FN2. Opposition No. 79,396 by Ameritech Publishing, Inc. was not consolidated because Ameritech's position is based on different factual and legal issues.

 

 

FN3. Applicant has objected to opposers' reply as unnecessary and inappropriate because applicant's papers opposing the motion for summary judgment raised no new issues and because opposers' reply has raised new matters. As applicant has recognized, it is within the discretion of the Board as to whether it will accept reply briefs. In this case, in view of the breadth of this proceeding in terms of the number of oppositions, the Board believes the reply brief would be of benefit, and has therefore considered it. For the same reason, we have considered applicant's surreply, although the Board's general policy is to discourage the filing of both reply and surreply papers.

 

 

FN4. With their moving papers opposers have submitted 37 affidavits, with exhibits, while applicant has submitted 4 affidavits, with exhibits, as part of its opposing papers.
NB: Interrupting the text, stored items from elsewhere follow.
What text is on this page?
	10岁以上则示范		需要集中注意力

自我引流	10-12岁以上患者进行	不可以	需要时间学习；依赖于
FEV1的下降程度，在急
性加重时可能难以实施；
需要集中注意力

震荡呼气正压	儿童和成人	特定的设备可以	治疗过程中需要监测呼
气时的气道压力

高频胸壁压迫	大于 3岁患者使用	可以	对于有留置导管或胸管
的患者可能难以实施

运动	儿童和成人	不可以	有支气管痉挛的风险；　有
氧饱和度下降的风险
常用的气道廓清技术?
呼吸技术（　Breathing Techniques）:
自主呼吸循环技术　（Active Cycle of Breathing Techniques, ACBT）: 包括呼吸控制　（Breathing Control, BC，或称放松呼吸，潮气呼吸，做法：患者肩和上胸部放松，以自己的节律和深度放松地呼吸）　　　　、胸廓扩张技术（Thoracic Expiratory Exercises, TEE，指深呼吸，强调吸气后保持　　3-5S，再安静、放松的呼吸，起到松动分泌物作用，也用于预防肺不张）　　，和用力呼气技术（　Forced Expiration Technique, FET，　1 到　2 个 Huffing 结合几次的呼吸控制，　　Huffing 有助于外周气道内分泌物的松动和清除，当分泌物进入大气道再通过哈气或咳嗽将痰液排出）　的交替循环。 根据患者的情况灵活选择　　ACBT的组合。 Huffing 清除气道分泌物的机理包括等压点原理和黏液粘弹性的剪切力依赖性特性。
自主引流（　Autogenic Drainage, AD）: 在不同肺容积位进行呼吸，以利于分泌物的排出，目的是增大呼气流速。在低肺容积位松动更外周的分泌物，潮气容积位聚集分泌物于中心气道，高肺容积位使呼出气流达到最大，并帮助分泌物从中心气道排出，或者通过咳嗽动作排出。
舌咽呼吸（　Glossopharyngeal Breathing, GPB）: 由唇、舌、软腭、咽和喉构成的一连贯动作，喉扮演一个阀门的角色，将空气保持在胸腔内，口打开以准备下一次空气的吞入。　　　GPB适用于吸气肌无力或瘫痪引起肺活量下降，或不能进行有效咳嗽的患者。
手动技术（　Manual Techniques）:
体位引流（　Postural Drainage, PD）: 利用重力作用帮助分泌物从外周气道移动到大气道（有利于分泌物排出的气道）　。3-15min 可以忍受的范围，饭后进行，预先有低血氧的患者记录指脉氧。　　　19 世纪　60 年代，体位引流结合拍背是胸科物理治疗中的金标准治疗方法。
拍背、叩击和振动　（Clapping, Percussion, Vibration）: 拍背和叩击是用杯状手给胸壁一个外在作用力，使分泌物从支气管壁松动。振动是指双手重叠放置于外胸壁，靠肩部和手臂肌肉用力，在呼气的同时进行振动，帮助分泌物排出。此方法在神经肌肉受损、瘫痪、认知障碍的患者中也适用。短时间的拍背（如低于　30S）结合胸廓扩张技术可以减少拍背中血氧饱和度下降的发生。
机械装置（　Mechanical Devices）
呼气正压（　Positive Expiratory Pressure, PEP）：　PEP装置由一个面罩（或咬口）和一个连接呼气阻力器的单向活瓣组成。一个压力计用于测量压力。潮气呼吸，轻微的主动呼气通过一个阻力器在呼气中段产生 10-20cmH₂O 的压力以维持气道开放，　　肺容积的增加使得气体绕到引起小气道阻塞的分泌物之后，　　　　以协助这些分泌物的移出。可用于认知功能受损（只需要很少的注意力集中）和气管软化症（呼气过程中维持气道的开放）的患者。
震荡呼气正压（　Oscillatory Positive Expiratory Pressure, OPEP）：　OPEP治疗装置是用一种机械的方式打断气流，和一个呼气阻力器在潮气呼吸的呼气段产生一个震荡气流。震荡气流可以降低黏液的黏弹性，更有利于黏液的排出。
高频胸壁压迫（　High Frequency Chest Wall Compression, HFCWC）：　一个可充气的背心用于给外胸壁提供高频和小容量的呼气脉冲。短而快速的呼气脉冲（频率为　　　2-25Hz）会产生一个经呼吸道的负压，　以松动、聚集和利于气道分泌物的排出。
This evidence fills five large boxes.

 

 

FN5. We note that applicant used a very similar stylized version of the logo beginning in 1974, and other more realistic depictions of walking fingers going back to 1962 or 1963.

 

 

FN6. The directories submitted include some published by applicant or its related companies, but these comprise a relatively small number of directories.

 

 

FN7. There are many more examples detailed in the numerous affidavits filed by opposers.

 

 

FN8. Applicant has submitted evidence that demonstrates a genuine issue as to whether the walking fingers logo is associated with applicant within its operating area. However, the existence of such a genuine issue does not preclude the granting of summary judgment because, as detailed infra, whether or not the applied-for design is associated with applicant within the area claimed for concurrent registration is not an issue of material fact.

 

 

FN9. For purposes of deciding this motion, we have treated the walking fingers logo as a design associated with applicant in its claimed territory, since the survey evidence presented by applicant raises a genuine issue of fact as to whether the logo is associated with applicant in that territory.

 

 

FN10. Again, for purposes of deciding this motion we have limited our consideration of the evidence of third-party use and genericness to the nonterritory, since applicant asserts that any use within its claimed territory is recent and infringing, and that applicant has taken steps to halt it.

 

 

FN11. Our decision herein is limited to the holding that applicant does not meet the requirements for concurrent registration under the federal trademark statute; we make no comment as to whether applicant has any other bases for protection of the logo in its area of use.

 

 

FN12. Opposers' Donnelley Information Publishing Inc. and Reuben H. Donnelley Corporation's motion to admit certain documents from a court proceeding, which motion was opposed by applicant, is denied as moot, since the documents were submitted in support of the other grounds.

 

 

TABULAR OR GRAPHIC MATERIAL SET FORTH AT THIS POINT IS NOT DISPLAYABLE  

 

 

Jean Brown

 

 

Administrator, Trademark Trial and Appeal Board

 

 

  *7 The enclosed map was inadvertently omitted as an attachment to the opinion. (see page 11).